V For Vendetta: Preview Review

First, a small disclaimer. I last read V For Vendetta about 3 years ago, so I am quite fuzzy on the specific plot of the comic. As a result, while I am going to try to keep this review from becoming a movie/comic comparison. If I should do a little compare and constrast, it is very possible that I may err when describing the comic proper. Which is why I'll try to avoid it, when possible.

V the movie is very good. I'll just get that out of the way right off the top. It's stylish and engrossing, and the director, James McTeigue, managed to resist the temptation to Matrix-ize the production, for the most part. There are a couple of scenes that involve some CGI work, but it's smooth and unintrusive. (i.e. there's no bullet-time, for what it's worth.)

Elements of the comic have been rejigged, some just a little and some quite a bit. Most noticeably, the character of Gordon has been changed quite considerably.

I think the changes work, for the most part. Readers of Alan Moore and David Lloyd's original comic might swoon at the thought of changing anything, but this is not an arthouse film, and should be approached as a studio picture. And as a studio picture, it certainly engages the audience, putting forth a message of active resistance against oppression that is more complex than is common among Hollywood action movies.

The character of V is a difficult one, both in nature and logistics. V is so over-the-top, so animated in his speech and mannerisms, that it must be quite difficult to pull of without veering into caricature. I think if the wrong notes were hit, it would be rather easy to see V as a cartoonish character, someone like Bugs Bunny. Hugo Weaving does incredible work with his voice and body language, lending V a sense of nobility and sadness that is easily discernable, despite the abence of facial expression to serve as cue.

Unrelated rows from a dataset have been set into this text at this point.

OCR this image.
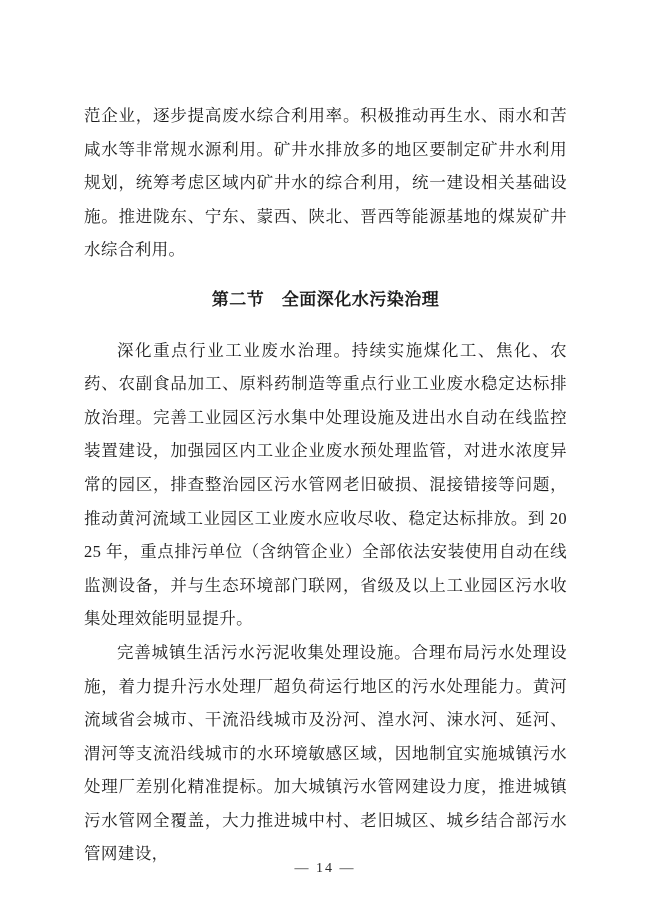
范企业，逐步提高废水综合利用率。积极推动再生水、雨水和苦咸水等非常规水源利用。矿井水排放多的地区要制定矿井水利用规划，统筹考虑区域内矿井水的综合利用，统一建设相关基础设施。推进陇东、宁东、蒙西、陕北、晋西等能源基地的煤炭矿井水综合利用。

第二节　全面深化水污染治理

深化重点行业工业废水治理。持续实施煤化工、焦化、农药、农副食品加工、原料药制造等重点行业工业废水稳定达标排放治理。完善工业园区污水集中处理设施及进出水自动在线监控装置建设，加强园区内工业企业废水预处理监管，对进水浓度异常的园区，排查整治园区污水管网老旧破损、混接错接等问题，推动黄河流域工业园区工业废水应收尽收、稳定达标排放。到 2025 年，重点排污单位（含纳管企业）全部依法安装使用自动在线监测设备，并与生态环境部门联网，省级及以上工业园区污水收集处理效能明显提升。

完善城镇生活污水污泥收集处理设施。合理布局污水处理设施，着力提升污水处理厂超负荷运行地区的污水处理能力。黄河流域省会城市、干流沿线城市及汾河、湟水河、涑水河、延河、渭河等支流沿线城市的水环境敏感区域，因地制宜实施城镇污水处理厂差别化精准提标。加大城镇污水管网建设力度，推进城镇污水管网全覆盖，大力推进城中村、老旧城区、城乡结合部污水管网建设，

— 14 —
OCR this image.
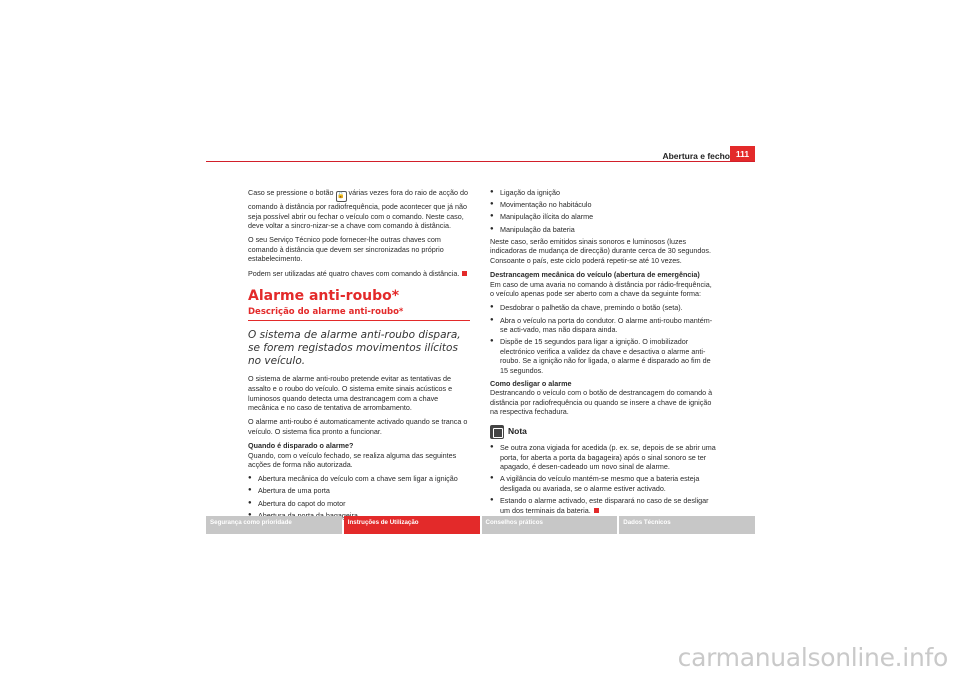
Abertura e fecho 111

Caso se pressione o botão 🔓 várias vezes fora do raio de acção do comando à distância por radiofrequência, pode acontecer que já não seja possível abrir ou fechar o veículo com o comando. Neste caso, deve voltar a sincro-nizar-se a chave com comando à distância.

O seu Serviço Técnico pode fornecer-lhe outras chaves com comando à distância que devem ser sincronizadas no próprio estabelecimento.

Podem ser utilizadas até quatro chaves com comando à distância.

Alarme anti-roubo*
Descrição do alarme anti-roubo*
O sistema de alarme anti-roubo dispara, se forem registados movimentos ilícitos no veículo.

O sistema de alarme anti-roubo pretende evitar as tentativas de assalto e o roubo do veículo. O sistema emite sinais acústicos e luminosos quando detecta uma destrancagem com a chave mecânica e no caso de tentativa de arrombamento.

O alarme anti-roubo é automaticamente activado quando se tranca o veículo. O sistema fica pronto a funcionar.

Quando é disparado o alarme?

Quando, com o veículo fechado, se realiza alguma das seguintes acções de forma não autorizada.

● Abertura mecânica do veículo com a chave sem ligar a ignição
● Abertura de uma porta
● Abertura do capot do motor
● bagageira
● Ligação da ignição
● Movimentação no habitáculo
● Manipulação ilícita do alarme
● Manipulação da bateria

Neste caso, serão emitidos sinais sonoros e luminosos (luzes indicadoras de mudança de direcção) durante cerca de 30 segundos. Consoante o país, este ciclo poderá repetir-se até 10 vezes.

Destrancagem mecânica do veículo (abertura de emergência)

Em caso de uma avaria no comando à distância por rádio-frequência, o veículo apenas pode ser aberto com a chave da seguinte forma:

● Desdobrar o palhetão da chave, premindo o botão (seta).
● Abra o veículo na porta do condutor. O alarme anti-roubo mantém-se acti-vado, mas não dispara ainda.
● Dispõe de 15 segundos para ligar a ignição. O imobilizador electrónico verifica a validez da chave e desactiva o alarme anti-roubo. Se a ignição não for ligada, o alarme é disparado ao fim de 15 segundos.

Como desligar o alarme

Destrancando o veículo com o botão de destrancagem do comando à distância por radiofrequência ou quando se insere a chave de ignição na respectiva fechadura.

Nota
● Se outra zona vigiada for acedida (p. ex. se, depois de se abrir uma porta, for aberta a porta da bagageira) após o sinal sonoro se ter apagado, é desen-cadeado um novo sinal de alarme.
● A vigilância do veículo mantém-se mesmo que a bateria esteja desligada ou avariada, se o alarme estiver activado.
● Estando o alarme activado, este disparará no caso de se desligar um dos terminais da bateria.
Segurança como prioridade	Instruções de Utilização	Conselhos práticos	Dados Técnicos
carmanualsonline.info
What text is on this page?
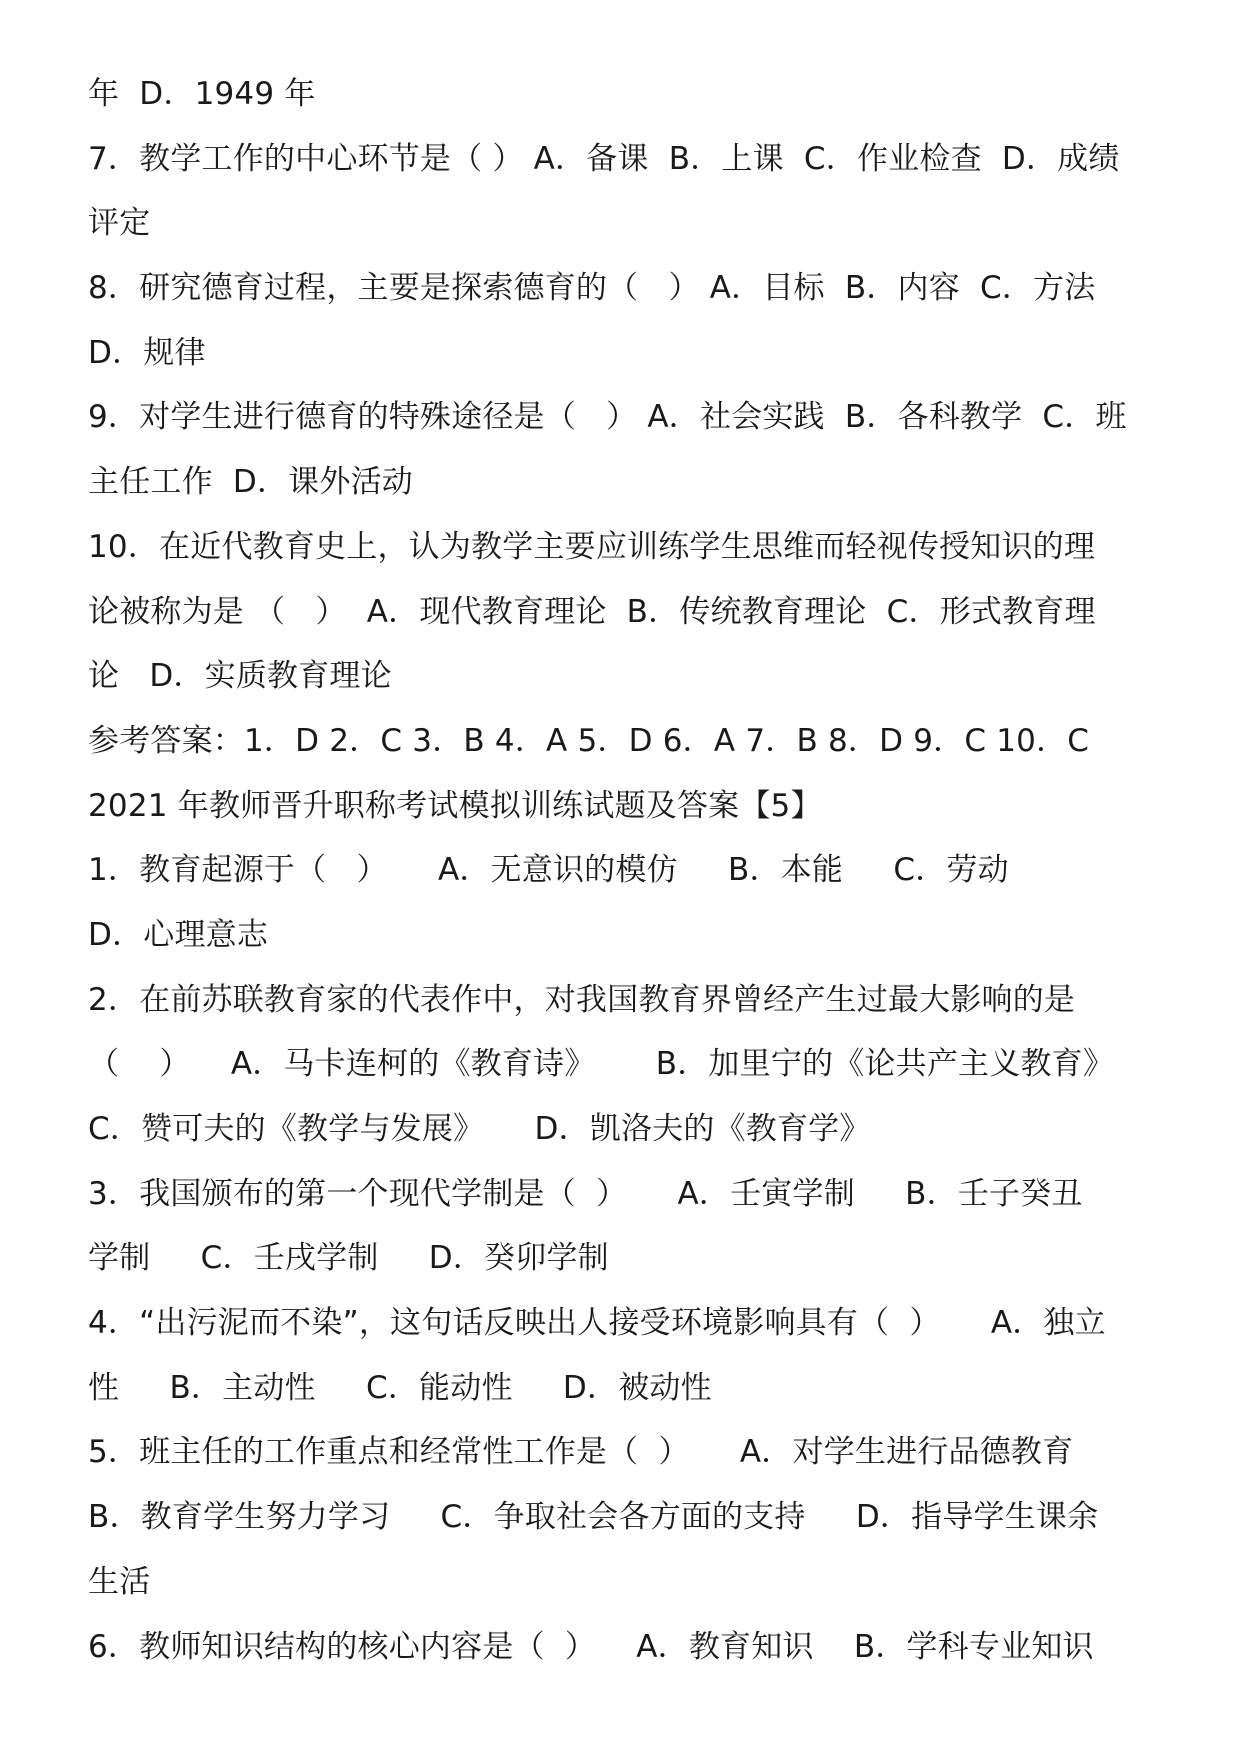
年  D．1949 年
7．教学工作的中心环节是（ ） A．备课  B．上课  C．作业检查  D．成绩
评定
8．研究德育过程，主要是探索德育的（   ） A．目标  B．内容  C．方法
D．规律
9．对学生进行德育的特殊途径是（   ） A．社会实践  B．各科教学  C．班
主任工作  D．课外活动
10．在近代教育史上，认为教学主要应训练学生思维而轻视传授知识的理
论被称为是 （   ）  A．现代教育理论  B．传统教育理论  C．形式教育理
论   D．实质教育理论
参考答案：1．D 2．C 3．B 4．A 5．D 6．A 7．B 8．D 9．C 10．C
2021 年教师晋升职称考试模拟训练试题及答案【5】
1．教育起源于（   ）     A．无意识的模仿     B．本能     C．劳动
D．心理意志
2．在前苏联教育家的代表作中，对我国教育界曾经产生过最大影响的是
（    ）    A．马卡连柯的《教育诗》      B．加里宁的《论共产主义教育》
C．赞可夫的《教学与发展》     D．凯洛夫的《教育学》
3．我国颁布的第一个现代学制是（  ）     A．壬寅学制     B．壬子癸丑
学制     C．壬戌学制     D．癸卯学制
4．“出污泥而不染”，这句话反映出人接受环境影响具有（  ）     A．独立
性     B．主动性     C．能动性     D．被动性
5．班主任的工作重点和经常性工作是（  ）     A．对学生进行品德教育
B．教育学生努力学习     C．争取社会各方面的支持     D．指导学生课余
生活
6．教师知识结构的核心内容是（  ）    A．教育知识    B．学科专业知识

Natalie Portman is excellent as Evie. Acting opposite a dynamic personage such as V puts a great deal of pressure on the other lead. The audience must feel connected to Evie, especially when plot dictates that V disappear from the screen for great stretches of time throughout the film. I didn't once fidget during the Evie scenes, didn't once wish that V would show up and slash somebody or deliver a rousing speech, and I think that speaks of the power of Portman's performance.

V For Vendetta is a dark movie, but does contain scenes of great humor and heart. While ostensibly a movie about social problems, about facism and the risks inherent in giving up perosnal freedoms in the pursuit of security, V is very much at heart a movie about the relationship between V and Evie. I believe that a large part of why the movie connects and succeeds is the strength of the performances. I wasn't simply concerned about the plight of futuristic Great Britain, but heavily emotionally invested in the V/Evie interactions.

It's a movie about ideas as much as people. But the ideas would never have stuck, never would have been able to take root without the care that was given to characters exploring those ideas.

Highly recommended, whether you've read the comic or not.

Oh, and the song that plays over the end credits is genius. I left the theatre looking for a fascist government to overthrow. So watch yourself, Stephen Harper.